Less than a year after Seward Neighborhood Group (SNG) found itself in a serious financial crisis, the community organization celebrated its survival last month at Matthews Park.
For SNG’s May 28 meeting, volunteers, board members and neighbors came together for a potluck to recognize those who kept the organization afloat through some of its darkest days.
The May get-together took place just weeks after an audit of 2006 financial recordes and subsequent report were completed by Certified Public Accountant Mike Wilson, who was hired by Minneapolis Neighborhood Revitalization Program (NRP) to conduct an independent audit after news of the financial collapse surfaced. Wilson discussed his report with the board in late April, with several NRP staff, including Director Bob Miller, in attendance.
“It was very valuable in confirming everything we had an idea of [in the months after the collapse],” SNG Board President Sheldon Mains said of the report.
Mains said the audit was especially important in terms of providing a firm dollar figure of what is owed to NRP for the unauthorized use of NRP housing funds over an eight-year period beginning in the late 1990s. SNG is required to maintain housing funds in a separate bank account, but there is evidence that $139,548 was used for general operating expenses over that time.
According to a statement in the audit from SNG’s finance committee, “Much of this money was most likely used for purposes which would have been funded if plan modifications had been filed.”
Terms of repayment negotiations between SNG and NRP were not available at press time, but Mains told The Bridge in late May that he and Miller had reached a verbal agreement earlier in the month. Mains said he didn’t want to release details until a written agreement had been signed, but that SNG’s goal is to restart the housing program in 2009.
Also included in the audit report are these recommendations from the auditor and responses drafted by SNG’s finance committee. The recommendations in the audit report, and the SNG Finance Committee’s responses, include:
• Improvement of internal controls. Acknowledging that it can be difficult in a small office, the audit states that “concentration of duties and responsibilities in a limited number of individuals is not desirable from an accounting point of view.”

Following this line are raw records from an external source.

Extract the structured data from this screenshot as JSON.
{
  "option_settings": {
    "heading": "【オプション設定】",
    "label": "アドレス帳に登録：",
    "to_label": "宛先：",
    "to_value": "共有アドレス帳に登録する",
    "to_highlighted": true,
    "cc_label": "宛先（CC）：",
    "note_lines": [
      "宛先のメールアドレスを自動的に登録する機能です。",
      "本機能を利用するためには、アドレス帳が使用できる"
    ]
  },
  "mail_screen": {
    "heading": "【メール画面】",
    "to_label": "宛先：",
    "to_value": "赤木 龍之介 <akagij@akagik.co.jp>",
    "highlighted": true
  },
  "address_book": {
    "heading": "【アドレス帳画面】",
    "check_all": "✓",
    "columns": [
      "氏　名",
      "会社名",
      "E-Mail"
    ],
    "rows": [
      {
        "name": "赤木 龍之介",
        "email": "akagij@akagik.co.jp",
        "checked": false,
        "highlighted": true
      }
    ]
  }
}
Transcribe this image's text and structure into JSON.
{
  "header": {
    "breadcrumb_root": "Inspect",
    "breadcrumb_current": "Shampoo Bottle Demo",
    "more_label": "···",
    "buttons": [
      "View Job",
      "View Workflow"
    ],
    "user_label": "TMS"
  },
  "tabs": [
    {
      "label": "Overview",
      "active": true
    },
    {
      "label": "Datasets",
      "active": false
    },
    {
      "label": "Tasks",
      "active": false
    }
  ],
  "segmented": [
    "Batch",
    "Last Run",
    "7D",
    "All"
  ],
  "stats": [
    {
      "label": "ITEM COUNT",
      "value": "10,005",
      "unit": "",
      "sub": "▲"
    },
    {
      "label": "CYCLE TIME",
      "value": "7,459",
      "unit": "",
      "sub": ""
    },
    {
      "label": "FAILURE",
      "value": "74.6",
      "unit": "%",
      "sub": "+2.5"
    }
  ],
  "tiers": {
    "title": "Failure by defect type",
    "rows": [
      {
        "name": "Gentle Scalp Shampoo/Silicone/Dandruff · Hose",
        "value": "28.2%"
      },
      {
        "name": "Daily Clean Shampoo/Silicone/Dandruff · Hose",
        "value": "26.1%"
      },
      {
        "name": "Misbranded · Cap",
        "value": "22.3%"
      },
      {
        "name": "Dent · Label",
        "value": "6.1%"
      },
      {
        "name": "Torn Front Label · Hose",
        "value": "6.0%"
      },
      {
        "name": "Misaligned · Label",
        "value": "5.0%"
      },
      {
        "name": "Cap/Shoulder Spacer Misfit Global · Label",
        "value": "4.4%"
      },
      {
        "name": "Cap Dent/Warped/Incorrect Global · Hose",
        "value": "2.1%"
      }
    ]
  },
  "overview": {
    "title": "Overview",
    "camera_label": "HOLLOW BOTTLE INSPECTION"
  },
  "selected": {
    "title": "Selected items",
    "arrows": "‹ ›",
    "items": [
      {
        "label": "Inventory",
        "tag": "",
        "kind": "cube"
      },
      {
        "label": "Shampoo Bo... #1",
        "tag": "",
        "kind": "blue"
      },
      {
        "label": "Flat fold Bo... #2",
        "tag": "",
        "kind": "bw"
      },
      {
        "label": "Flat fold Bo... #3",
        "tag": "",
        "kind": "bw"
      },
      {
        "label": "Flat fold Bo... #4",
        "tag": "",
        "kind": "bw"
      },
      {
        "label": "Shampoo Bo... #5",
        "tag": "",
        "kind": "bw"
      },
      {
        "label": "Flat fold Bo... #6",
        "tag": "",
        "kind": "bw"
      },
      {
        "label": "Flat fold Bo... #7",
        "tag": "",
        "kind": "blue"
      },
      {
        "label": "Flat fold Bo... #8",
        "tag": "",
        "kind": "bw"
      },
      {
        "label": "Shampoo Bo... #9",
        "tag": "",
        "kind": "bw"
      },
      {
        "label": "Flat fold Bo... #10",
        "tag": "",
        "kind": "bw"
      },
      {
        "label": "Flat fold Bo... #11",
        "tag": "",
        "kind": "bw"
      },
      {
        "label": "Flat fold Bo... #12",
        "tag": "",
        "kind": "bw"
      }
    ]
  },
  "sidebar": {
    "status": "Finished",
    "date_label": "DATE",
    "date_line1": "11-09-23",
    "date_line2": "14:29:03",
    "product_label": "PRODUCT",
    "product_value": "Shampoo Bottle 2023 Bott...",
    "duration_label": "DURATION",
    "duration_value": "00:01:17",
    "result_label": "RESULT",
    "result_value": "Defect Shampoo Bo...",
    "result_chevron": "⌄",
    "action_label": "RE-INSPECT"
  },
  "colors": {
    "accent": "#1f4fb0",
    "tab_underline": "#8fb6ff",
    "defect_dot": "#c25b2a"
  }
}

In response, SNG said it has revised financial procedures “to provide appropriate segregation of accounting duties during the time that SNG is operating without administrative staff.” SNG reinstated a policy requiring that all disbursements be signed-off by the treasurer and another member of the executive committee. Also, a non-board member with an accounting background was recruited to serve on the finance committee.
• Financial information altered. In several cases, states the audit, the executive director “provided financial information to the board of directors that differed from the financial information provided by the bookkeeper.”
In the past, the bookkeeper exported a monthly report from the accounting software Quicken to an Excel spreadsheet, which was then sent to the executive director, a method that “did not provide appropriate checks,” states SNG. Now, financial reports will be prepared directly from the software Quickbooks for Non-profits and then sent to the board treasurer and the staff member designated to handle finances.
• Reimbursement contracts. “SNG has been negligent in properly recognizing revenue on government awards in the past,” states the audit, adding that if the organization can consistently allocate expenses from cost-reimbursement contracts, its ability to recognize additional revenue will be improved.
SNG acknowledged the need to improve its accounting. Accounting software was upgraded and the organization recently switched from a cash-based accounting system to accrual.
• Donations, assets not recorded. Some donations were not recorded in a cash receipt journal, and a fixed-asset log was not maintained in the past. SNG has begun using a cash receipt journal and has created a fixed-asset log that will include the purchase of any asset valued at more than $1,000.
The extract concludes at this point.